When you’re pregnant, you live for those moments. Oh, you get the weight gain and all of the other symptoms of an expectant mother, but to feel movement down there, and hear the heart is special. We all had a big group hug. I felt so close to these two special people in my life. It was almost painful to have to separate and get ready for work. Some moments you want to last forever.
The latest rain storm had slackened overnight. Now it was just a light drizzle, almost a mist that an umbrella could hold off without even trying. Chris had a job installing kitchens in the houses being built in the new town, and Deborah’s associates decided that today Jenny would be safer with us. I understood their reasoning: an unpredictable target was impossible to intercept. Michael was in school, but Jenny held my hand.
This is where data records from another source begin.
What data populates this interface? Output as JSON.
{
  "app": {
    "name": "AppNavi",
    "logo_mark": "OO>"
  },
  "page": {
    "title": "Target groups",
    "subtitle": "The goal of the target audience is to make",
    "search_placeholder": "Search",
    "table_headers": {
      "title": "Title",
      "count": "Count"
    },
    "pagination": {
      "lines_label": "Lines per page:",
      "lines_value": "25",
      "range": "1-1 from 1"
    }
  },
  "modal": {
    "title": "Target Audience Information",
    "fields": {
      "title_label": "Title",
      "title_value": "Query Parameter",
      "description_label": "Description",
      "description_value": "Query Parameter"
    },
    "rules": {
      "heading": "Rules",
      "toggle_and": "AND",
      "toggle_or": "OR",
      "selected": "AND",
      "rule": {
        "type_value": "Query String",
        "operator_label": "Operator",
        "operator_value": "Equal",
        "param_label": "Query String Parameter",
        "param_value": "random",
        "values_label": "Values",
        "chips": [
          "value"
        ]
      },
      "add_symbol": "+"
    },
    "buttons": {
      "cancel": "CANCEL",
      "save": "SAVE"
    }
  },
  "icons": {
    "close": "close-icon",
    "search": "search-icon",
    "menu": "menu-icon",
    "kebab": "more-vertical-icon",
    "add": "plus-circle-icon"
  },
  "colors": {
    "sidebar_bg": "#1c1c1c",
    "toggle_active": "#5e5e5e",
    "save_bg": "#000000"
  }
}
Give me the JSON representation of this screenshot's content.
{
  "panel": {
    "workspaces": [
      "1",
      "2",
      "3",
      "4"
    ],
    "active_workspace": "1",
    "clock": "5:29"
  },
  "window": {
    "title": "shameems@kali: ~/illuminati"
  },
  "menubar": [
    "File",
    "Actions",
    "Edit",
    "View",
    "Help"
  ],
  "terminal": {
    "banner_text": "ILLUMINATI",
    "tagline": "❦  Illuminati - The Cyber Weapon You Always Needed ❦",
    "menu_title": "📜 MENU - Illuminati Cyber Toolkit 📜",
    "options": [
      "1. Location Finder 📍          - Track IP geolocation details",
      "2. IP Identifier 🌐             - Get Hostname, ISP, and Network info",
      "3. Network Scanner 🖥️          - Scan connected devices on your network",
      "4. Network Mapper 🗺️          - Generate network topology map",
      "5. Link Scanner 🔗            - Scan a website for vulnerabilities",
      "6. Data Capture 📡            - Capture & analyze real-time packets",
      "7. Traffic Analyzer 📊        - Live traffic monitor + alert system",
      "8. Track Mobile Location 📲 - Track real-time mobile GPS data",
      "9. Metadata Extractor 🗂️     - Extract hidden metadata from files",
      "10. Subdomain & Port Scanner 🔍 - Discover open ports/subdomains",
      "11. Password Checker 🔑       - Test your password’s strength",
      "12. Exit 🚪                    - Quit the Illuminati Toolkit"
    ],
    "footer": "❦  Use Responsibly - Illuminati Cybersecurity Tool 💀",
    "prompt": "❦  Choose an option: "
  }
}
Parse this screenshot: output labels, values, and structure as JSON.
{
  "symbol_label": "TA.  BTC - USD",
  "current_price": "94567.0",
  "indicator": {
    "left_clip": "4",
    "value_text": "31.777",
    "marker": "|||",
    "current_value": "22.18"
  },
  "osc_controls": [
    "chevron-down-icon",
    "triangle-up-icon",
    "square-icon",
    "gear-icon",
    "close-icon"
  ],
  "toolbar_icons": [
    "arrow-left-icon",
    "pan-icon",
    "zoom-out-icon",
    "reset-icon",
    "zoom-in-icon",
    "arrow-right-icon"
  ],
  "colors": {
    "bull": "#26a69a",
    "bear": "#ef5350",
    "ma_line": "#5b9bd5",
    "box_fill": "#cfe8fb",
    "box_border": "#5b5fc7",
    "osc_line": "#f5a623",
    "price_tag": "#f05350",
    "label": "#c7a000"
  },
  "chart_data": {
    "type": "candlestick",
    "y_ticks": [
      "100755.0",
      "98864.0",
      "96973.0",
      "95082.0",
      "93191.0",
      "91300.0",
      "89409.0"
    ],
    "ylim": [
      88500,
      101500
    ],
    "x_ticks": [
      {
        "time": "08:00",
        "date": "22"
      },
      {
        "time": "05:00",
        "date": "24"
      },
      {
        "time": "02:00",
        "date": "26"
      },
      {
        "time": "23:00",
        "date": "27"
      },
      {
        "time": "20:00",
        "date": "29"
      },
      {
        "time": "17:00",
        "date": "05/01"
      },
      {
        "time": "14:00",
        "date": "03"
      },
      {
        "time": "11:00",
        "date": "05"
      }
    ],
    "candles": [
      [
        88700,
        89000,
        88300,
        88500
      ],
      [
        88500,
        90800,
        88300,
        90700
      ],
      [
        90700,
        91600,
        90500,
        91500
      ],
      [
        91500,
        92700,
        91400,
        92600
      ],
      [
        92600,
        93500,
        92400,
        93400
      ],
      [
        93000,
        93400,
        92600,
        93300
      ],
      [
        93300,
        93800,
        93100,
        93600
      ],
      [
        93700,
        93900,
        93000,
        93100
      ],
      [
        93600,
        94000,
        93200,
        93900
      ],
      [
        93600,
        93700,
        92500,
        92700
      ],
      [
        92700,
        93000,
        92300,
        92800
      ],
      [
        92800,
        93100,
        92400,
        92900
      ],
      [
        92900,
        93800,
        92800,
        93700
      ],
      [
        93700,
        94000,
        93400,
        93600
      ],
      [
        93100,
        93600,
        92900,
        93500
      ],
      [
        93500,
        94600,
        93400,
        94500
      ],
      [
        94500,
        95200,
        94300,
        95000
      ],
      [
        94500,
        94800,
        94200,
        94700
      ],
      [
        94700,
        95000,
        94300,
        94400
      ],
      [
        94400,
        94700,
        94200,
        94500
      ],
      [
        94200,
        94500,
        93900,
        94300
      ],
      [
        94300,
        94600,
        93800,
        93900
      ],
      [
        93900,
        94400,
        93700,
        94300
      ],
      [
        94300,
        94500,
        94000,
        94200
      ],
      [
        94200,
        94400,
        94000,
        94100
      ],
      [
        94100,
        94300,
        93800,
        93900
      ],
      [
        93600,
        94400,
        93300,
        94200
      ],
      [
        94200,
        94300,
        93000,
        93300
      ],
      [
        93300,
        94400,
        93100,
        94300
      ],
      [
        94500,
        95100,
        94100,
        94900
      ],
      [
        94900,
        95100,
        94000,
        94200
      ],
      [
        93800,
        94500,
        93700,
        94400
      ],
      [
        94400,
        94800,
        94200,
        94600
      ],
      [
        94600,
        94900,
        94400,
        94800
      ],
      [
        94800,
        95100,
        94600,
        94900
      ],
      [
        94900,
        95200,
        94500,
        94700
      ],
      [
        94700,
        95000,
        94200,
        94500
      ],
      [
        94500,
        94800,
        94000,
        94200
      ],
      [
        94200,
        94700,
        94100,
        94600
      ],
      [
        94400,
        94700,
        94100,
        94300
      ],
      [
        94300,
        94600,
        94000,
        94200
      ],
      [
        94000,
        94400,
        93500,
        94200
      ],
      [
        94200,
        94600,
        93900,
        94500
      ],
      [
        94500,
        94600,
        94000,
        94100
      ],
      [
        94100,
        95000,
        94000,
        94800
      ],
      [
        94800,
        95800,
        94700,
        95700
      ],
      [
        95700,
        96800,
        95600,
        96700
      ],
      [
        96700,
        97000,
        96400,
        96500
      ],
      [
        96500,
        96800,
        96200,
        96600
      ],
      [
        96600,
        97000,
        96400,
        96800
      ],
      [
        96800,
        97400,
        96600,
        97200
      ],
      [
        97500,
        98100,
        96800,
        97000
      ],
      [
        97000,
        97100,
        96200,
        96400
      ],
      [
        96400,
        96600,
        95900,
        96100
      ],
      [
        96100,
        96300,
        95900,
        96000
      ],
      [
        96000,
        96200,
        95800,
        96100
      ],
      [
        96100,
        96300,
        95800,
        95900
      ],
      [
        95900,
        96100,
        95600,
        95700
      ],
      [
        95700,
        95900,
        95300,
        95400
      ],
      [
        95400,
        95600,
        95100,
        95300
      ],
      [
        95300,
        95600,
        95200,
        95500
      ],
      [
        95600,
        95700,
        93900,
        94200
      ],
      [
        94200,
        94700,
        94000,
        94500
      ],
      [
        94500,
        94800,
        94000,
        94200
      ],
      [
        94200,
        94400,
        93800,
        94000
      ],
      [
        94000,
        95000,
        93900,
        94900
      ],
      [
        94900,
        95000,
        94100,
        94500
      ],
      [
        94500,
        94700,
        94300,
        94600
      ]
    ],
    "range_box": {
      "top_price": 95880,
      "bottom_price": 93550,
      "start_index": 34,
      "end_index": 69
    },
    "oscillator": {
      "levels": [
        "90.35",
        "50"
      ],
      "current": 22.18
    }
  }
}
The new town—we were going to have a big meeting and try to settle on a name—looked a little bedraggled as we pulled into the station. We’d crossed several bridges, and I’d eyed the streams worriedly. They were in full spate, and I wanted to make sure our river behaved itself. My calculations said it should, but you check anyway.
Amy had been going over her menu for the big party. She’d ordered fresh supplies, and they were supposed to have arrived overnight. Chris had dozed for most of the trip and looked a little surprised that we had already arrived. That man had a talent for sleeping that had to be seen to be believed.